O livro é composto por 424 anotações, e esse número não tem nada de cabalístico, e também passa longe da numerologia e coisas do gênero. São “as memórias de um pai em 424 passos”. Em todos esses passos curtos, ele vai fazendo conexões em sua escrita e utilizando temas díspares, que em agosto de 2000 publicou um artigo chamado “Ilusão de Significado”. Se você leitor quiser ler esse artigo é só clicar: Diogo Mainardi - Veja - Abril.com.
Simplesmente me responda: o que Edgard Allan Poe, hambúrgueres de frango, Mobutu (Ex-ditador nigeriano), o sequestrador filipino de embriões humanos, o senador Joe Lieberman candidato a vice-presidência dos Estados Unidos pelo Partido Democrata tem em comum? Deixo Diogo responder a você.
Mainardi é um escritor capaz de fazer diferentes conexões em sua escrita e dar significado ao seu quebra cabeça. Essa forma literária acontece através de coincidências históricas e pessoais que vão se encaixando uma nas outras, revelando seu estilo. Um quebra cabeça que une Pietro Lombardo, filmes de Abbott Costelo, Ezra Pound, aos programas de extermínio de Hitler, a “Divina Comédia” de Dante Aligheri, a “Em busca do tempo de perdido” de Marcel Proust, Freud, Napoleão, Rembrant, Shakespeare e muitos outros.

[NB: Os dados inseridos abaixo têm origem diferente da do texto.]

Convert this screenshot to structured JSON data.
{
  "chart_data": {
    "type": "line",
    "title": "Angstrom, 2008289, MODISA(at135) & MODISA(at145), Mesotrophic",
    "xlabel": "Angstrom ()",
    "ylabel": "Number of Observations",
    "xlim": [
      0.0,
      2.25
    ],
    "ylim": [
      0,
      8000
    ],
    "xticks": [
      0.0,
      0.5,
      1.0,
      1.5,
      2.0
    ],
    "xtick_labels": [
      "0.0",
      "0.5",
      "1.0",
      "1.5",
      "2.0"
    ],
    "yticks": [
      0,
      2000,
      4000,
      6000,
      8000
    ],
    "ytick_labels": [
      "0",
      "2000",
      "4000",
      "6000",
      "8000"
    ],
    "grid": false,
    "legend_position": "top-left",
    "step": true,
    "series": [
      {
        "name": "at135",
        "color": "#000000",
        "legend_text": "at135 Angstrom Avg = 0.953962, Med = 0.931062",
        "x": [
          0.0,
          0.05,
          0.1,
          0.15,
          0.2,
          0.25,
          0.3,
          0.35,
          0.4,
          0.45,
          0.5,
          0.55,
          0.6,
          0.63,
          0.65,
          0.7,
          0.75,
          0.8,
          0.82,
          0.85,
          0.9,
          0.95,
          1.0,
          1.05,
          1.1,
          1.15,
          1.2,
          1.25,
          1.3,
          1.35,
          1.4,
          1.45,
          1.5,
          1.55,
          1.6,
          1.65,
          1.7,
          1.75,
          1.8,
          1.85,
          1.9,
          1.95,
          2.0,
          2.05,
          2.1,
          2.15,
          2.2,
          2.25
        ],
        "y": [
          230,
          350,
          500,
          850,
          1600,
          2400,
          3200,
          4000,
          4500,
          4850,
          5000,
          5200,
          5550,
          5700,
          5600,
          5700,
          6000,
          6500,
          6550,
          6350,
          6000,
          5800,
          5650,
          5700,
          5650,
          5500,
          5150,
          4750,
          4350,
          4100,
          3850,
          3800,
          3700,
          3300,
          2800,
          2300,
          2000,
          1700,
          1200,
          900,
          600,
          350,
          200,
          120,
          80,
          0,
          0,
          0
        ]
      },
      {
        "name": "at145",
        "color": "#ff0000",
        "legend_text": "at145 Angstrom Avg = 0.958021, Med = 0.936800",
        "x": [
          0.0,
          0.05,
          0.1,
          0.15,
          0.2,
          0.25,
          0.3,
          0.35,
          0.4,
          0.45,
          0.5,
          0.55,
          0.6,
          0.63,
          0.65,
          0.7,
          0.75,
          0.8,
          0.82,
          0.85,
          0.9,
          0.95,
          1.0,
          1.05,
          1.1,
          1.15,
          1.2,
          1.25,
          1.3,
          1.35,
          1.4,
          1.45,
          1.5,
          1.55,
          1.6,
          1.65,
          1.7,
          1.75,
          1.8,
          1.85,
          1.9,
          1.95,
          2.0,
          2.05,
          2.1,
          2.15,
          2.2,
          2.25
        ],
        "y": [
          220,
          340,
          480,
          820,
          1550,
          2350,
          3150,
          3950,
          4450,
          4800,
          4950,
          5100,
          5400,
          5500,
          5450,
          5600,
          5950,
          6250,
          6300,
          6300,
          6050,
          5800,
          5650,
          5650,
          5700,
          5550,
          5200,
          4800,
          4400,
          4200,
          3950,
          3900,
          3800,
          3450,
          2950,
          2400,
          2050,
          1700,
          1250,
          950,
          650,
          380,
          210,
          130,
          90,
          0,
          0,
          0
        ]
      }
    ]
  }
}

O livro “A Queda” é simplesmente um livraço; e deixo vocês aqui para acompanharem cada “passo” de Tito e de seu pai. Passos que começaram em Veneza, vieram ao Brasil e hoje residem em caráter definitivo em Veneza, onde tudo começou.
Cada passo do pequeno Tito é um salto gigantesco para resgatarmos a nossa humanidade, o amor que sentimos por nossos filhos, pelo outro. Nossa capacidade de nos superar diante da paternidade, desse amor absoluto que nos faz enxergar tudo de outra forma. Sim, eu sou pai, e li com olhos de pai, mas é com o olhar de um Livreiro que indico esse livro. Uma história humana e verdadeira. “A Queda” é um exemplo que nos faz levantar. Boa leitura!